The county has to shoulder more of the burden from what formerly were state expenditures, such as the $19 million in transient accommodations tax revenue from hotels and short-term rentals, as the cash-strapped Legislature looked after its own budget.
House Bill 862, would, if signed by the governor, end the counties’ share of the tax while allowing them to impose their own additional TAT at a rate as high as 3%.
Puna Councilman Matt Kaneali‘i-Kleinfelder, who chairs the council’s Finance Committee, said the council might consider that option if it becomes necessary. He said no one from the administration or fellow council members have submitted anything to his committee to indicate there’s any interest in raising property taxes.
“If passed by the governor, the recent allowance by the state Legislature to allow a 3% county TAT will equate to increased revenue linked directly to tourism numbers,” Kaneali‘i-Kleinfelder said. “This may deter thoughts of tax increases.”
Roth has said he opposes the tax option as it burdens local hotels.
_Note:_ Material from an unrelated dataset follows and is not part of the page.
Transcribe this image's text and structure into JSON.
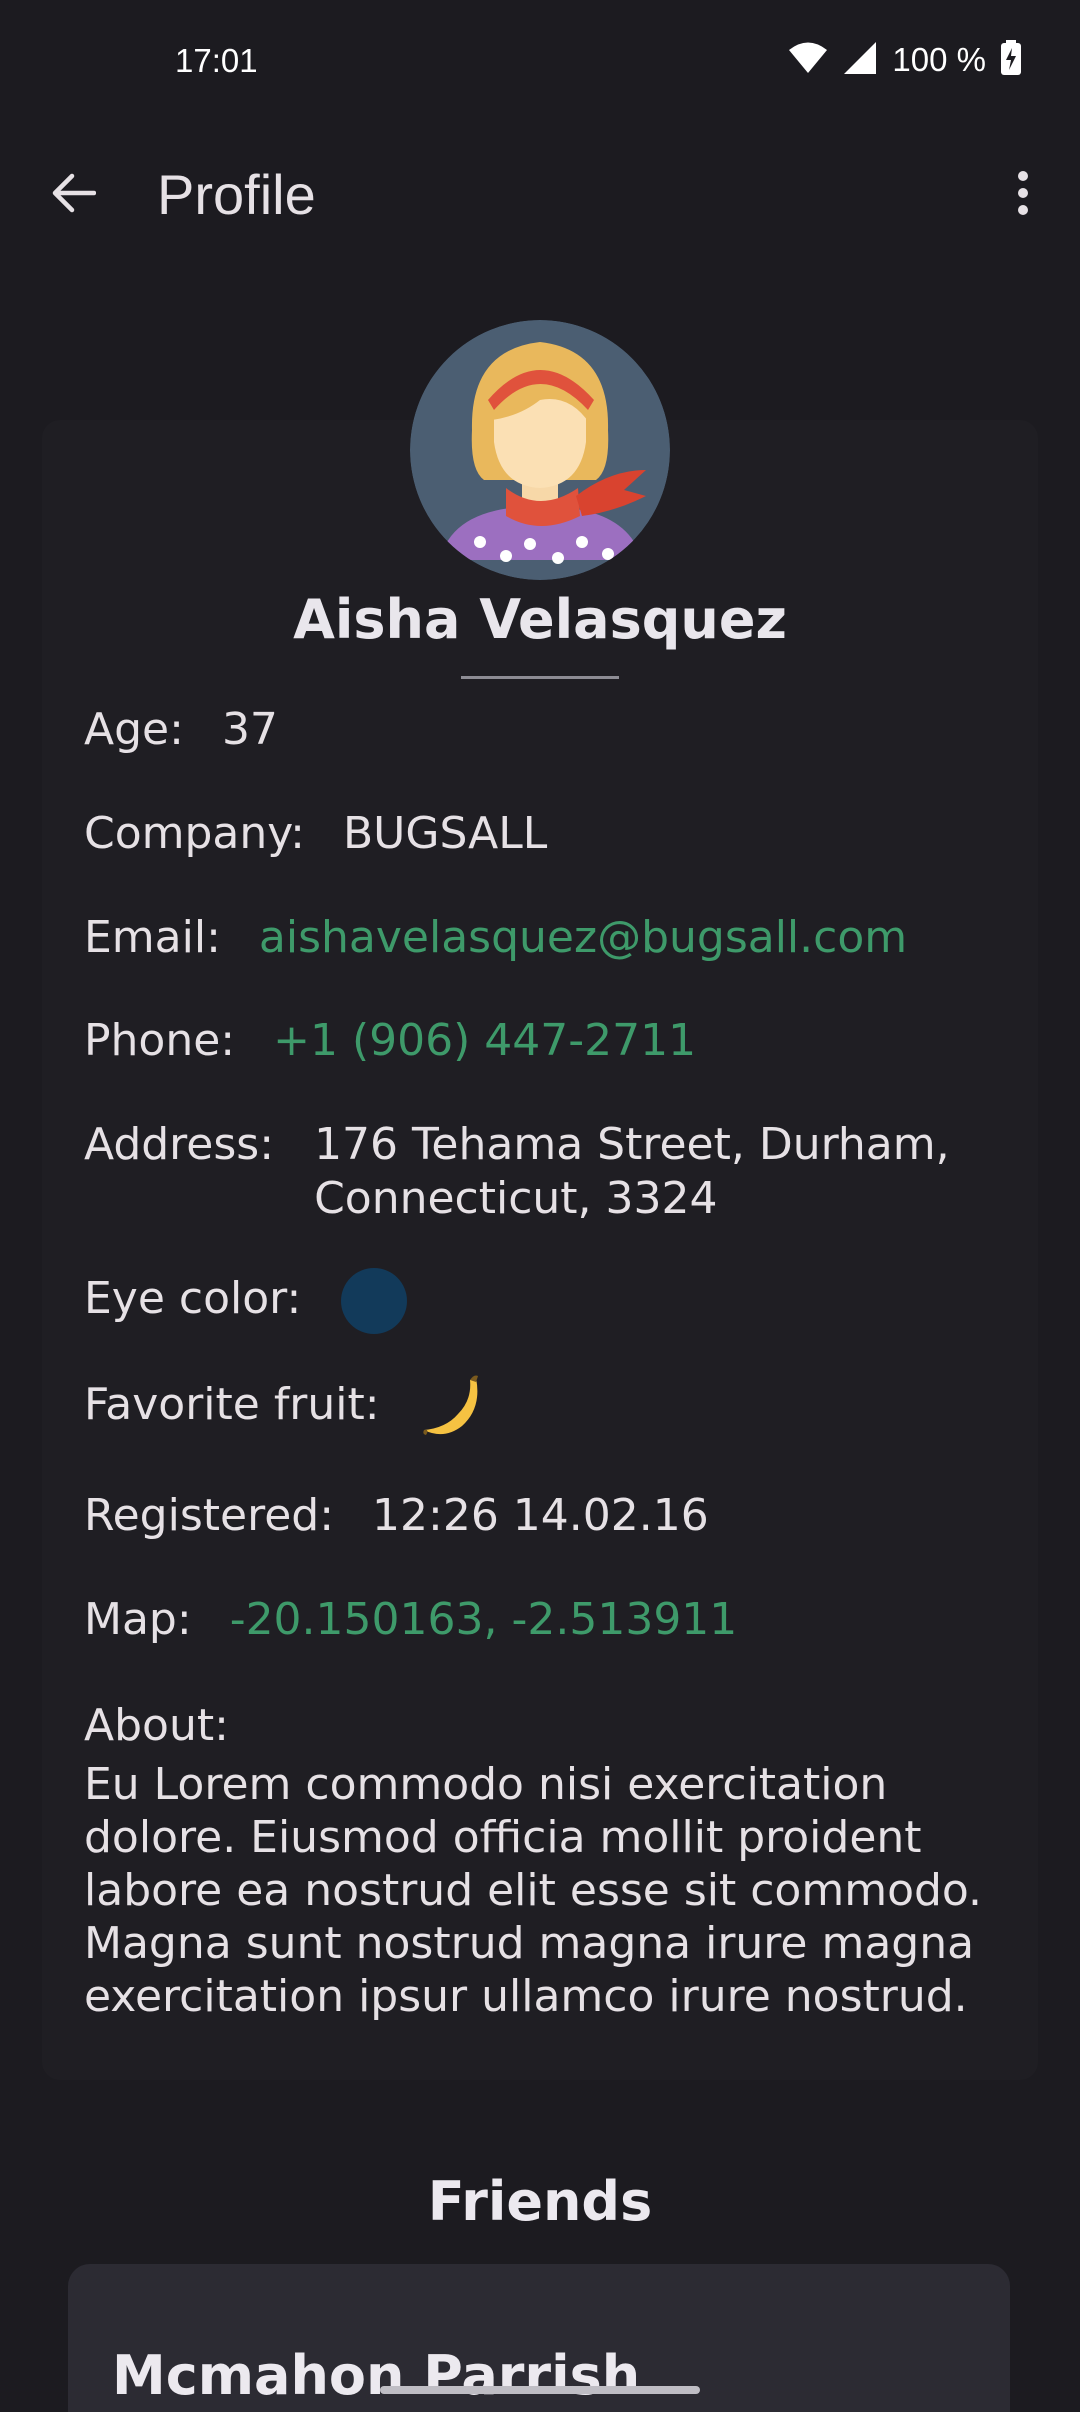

The state also cut back to half its $1.3 million in funding for lifeguards at state beaches, an important issue to West Hawaii, home of the popular Kua Bay and Hapuna beaches. County Finance Director Deanna Sako said the county will find the remainder, although it wasn’t specifically budgeted for because the state information on the cuts came too late for the county to work them in by its Wednesday deadline.